Оллид предполагал, что это так, но не был уверен. Да и как можно быть уверенным, если до тебя ещё ни разу не доносился звон кубков из чертогов Халльфры? Ты только знаешь, что тех, кто слышал его, больше нет среди живых. Оллид опирался и на собственный опыт: сколько раз он оказывался на волосок от гибели! Сколько раз смерть шла за ним по пятам, но он умудрялся улизнуть от неё. Оллида никогда не посещало предчувствие близкой кончины, и он в самом деле оставался жив. Так можно ли утверждать, что если колдун не слышит поступи смерти, то даже если его проткнут копьём, он выживет? Оллид не знал наверняка. Как не знал и того, как именно выбирает Халльфра, кого она заберёт в свои чертоги, а кого — пока оставит.
Гиацу робко начал:
— Господин, я...
— Подожди, — вновь остановил его Оллид. — Ты должен знать всё, если однажды это яд отравит твоё сердце. Ты должен понимать, что тебя ждёт, если когда-нибудь решишь убить меня или другого колдуна... Я не ручаюсь, что ты вообще выживешь. А если и выживешь, не знаю, справишься ли ты с такой силой и с остатками чужой памяти, которые вольются в твою память, как река вливается в море.
Колдун смотрел в бездонные чёрные глаза своего слуги так пристально, будто пытался разгадать, каким человеком вырастет этот мальчишка? Останется ли он в самом деле предан своему господину, или тотчас продаст его, едва почует свою выгоду? Не на каждого взрослого можно наверняка положиться, что уж говорить о детях?
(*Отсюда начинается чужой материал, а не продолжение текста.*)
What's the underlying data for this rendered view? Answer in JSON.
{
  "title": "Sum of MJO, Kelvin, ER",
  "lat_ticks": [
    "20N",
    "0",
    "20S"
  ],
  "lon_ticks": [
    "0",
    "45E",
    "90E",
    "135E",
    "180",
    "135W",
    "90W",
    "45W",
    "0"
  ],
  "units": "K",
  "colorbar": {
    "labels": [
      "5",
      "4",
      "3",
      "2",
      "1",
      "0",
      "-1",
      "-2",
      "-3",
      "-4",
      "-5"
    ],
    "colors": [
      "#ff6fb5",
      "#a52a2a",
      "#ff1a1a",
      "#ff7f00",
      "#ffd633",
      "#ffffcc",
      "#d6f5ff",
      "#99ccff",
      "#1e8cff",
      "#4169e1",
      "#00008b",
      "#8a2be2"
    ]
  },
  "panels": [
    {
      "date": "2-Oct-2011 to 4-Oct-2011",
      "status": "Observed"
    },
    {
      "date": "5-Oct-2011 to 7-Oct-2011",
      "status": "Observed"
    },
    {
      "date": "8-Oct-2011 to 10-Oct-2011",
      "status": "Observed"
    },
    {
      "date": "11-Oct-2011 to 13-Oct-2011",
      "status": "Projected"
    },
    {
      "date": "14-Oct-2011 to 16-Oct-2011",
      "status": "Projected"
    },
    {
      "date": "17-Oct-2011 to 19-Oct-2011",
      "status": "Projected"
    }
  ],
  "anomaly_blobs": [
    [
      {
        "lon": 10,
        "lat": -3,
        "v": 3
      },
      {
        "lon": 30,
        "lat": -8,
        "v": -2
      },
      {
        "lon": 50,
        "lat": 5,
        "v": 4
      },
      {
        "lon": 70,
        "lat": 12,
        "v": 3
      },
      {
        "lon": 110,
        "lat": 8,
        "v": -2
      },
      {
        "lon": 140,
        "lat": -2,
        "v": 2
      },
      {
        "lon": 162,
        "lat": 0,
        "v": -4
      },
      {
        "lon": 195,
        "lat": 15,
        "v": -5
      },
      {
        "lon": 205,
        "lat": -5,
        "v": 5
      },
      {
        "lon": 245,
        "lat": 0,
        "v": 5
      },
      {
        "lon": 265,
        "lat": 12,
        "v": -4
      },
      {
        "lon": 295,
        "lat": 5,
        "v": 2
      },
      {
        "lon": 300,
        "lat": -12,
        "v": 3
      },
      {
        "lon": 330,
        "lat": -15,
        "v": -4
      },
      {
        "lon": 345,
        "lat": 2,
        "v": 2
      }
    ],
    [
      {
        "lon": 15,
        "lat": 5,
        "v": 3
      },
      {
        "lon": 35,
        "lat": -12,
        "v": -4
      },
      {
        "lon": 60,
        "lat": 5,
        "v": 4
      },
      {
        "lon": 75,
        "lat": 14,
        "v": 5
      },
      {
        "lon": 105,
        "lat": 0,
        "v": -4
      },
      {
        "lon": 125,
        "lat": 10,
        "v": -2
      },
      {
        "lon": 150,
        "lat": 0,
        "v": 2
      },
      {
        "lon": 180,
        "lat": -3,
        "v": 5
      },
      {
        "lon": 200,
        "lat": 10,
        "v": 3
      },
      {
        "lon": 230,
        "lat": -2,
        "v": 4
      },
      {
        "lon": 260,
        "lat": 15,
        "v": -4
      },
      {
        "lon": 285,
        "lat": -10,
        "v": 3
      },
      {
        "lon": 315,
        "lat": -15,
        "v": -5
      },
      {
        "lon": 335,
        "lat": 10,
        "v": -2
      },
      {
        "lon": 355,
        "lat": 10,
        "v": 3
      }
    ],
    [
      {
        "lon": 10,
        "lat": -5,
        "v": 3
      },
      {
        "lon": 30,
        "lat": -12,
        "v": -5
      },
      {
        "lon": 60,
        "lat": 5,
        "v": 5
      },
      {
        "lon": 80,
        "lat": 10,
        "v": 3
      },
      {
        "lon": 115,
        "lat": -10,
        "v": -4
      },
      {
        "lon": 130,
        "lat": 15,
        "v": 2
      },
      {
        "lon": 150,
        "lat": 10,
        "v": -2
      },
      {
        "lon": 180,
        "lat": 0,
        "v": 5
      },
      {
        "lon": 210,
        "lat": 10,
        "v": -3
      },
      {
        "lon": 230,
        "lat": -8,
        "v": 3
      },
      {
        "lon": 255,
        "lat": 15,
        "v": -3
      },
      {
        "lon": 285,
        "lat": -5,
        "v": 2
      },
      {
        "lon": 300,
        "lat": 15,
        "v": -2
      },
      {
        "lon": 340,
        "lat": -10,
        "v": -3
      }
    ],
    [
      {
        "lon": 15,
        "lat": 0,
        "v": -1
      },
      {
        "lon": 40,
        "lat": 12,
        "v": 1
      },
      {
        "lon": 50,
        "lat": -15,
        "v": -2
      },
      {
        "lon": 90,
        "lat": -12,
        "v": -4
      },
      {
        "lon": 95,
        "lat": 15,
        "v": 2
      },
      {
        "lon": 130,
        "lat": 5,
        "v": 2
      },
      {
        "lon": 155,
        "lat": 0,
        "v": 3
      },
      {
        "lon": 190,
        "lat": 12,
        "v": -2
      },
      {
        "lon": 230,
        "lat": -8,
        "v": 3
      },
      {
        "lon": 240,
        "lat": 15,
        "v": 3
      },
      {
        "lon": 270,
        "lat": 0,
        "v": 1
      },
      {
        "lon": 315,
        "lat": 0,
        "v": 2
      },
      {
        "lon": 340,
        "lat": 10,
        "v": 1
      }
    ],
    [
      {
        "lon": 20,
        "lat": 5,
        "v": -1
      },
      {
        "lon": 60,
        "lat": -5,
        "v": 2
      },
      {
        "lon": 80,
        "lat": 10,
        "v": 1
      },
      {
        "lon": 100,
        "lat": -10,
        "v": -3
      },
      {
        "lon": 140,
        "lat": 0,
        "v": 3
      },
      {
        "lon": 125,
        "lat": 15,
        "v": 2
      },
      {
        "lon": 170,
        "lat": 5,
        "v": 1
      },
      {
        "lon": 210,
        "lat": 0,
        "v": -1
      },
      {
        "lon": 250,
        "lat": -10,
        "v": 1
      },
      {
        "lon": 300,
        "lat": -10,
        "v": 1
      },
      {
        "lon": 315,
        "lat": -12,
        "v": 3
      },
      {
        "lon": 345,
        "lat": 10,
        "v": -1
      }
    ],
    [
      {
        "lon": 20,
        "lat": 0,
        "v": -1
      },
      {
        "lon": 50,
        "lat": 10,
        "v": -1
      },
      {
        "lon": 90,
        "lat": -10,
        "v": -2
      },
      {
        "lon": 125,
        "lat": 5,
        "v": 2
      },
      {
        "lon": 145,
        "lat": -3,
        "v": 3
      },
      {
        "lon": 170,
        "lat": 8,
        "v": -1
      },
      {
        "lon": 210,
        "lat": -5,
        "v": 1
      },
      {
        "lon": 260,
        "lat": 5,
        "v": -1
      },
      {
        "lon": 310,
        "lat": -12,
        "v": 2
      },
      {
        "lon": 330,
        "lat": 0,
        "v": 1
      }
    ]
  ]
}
И всё же, всё же... Как же этот Гиацу напоминал Оллиду его самого — одинокого, ненавидимого братьями. Мальчишку, вынужденного после смерти матери скитаться по алльдскому краю в поисках Инга Серебряного, который заменит ему семью. Инг надёжно укрыл Оллида в Диких горах. И Оллид хотел сделать то же самое для Гиацу.
Семанин решительно вскинул голову:
— Я всё понял, господин, — заверил он. — Но я лучше умру, чем убью тебя.
Колдун усмехнулся:
— Постарайся не умирать. Иначе ты будешь уже не очень умный маленький семанин.
— Хорошо, — в чёрных глазах Гиацу вновь зародилось беспокойство. — Так ты меня не бросишь, Оллид-тан? Я по-прежнему твой слуга?
— Да.
— И ты не ускачешь на Туринаре без меня?
— Не ускачу.
Гиацу глубоко вздохнул:
— Я всё равно немного боюсь, — сказал он.
— Я тоже, — признался Оллид. — Но, видно, нам придётся поверить друг другу.
Он отпустил Гиацу, и тот пошатнулся, но устоял. Показалось мальчику, будто ветер упруго поддержал его со спины, и он с удивлением оглянулся, но, конечно ничего не увидел. Разве ж увидишь ветер?
Новые дрова давно никто не подбрасывал, и костёр уже потихоньку затухал. Господин, наклонившись, взял пару заготовленных поленьев и положил в огонь. Пламя тотчас перекинулось на них и разгорелось радостнее и ярче, распугивая мрачные тени, лежавшие на лицах колдуна и его слуги. Оллид подхватил котелок и спустился с ним к речке, журчащей под самой Лисьей макушкой. Вернувшись, он поставил его в огонь, насыпав в воду собранных трав. Обычно он делал горячие отвары для Гиацу, который частенько мёрз, но сегодня колдун чувствовал, что и ему самому не мешает согреться.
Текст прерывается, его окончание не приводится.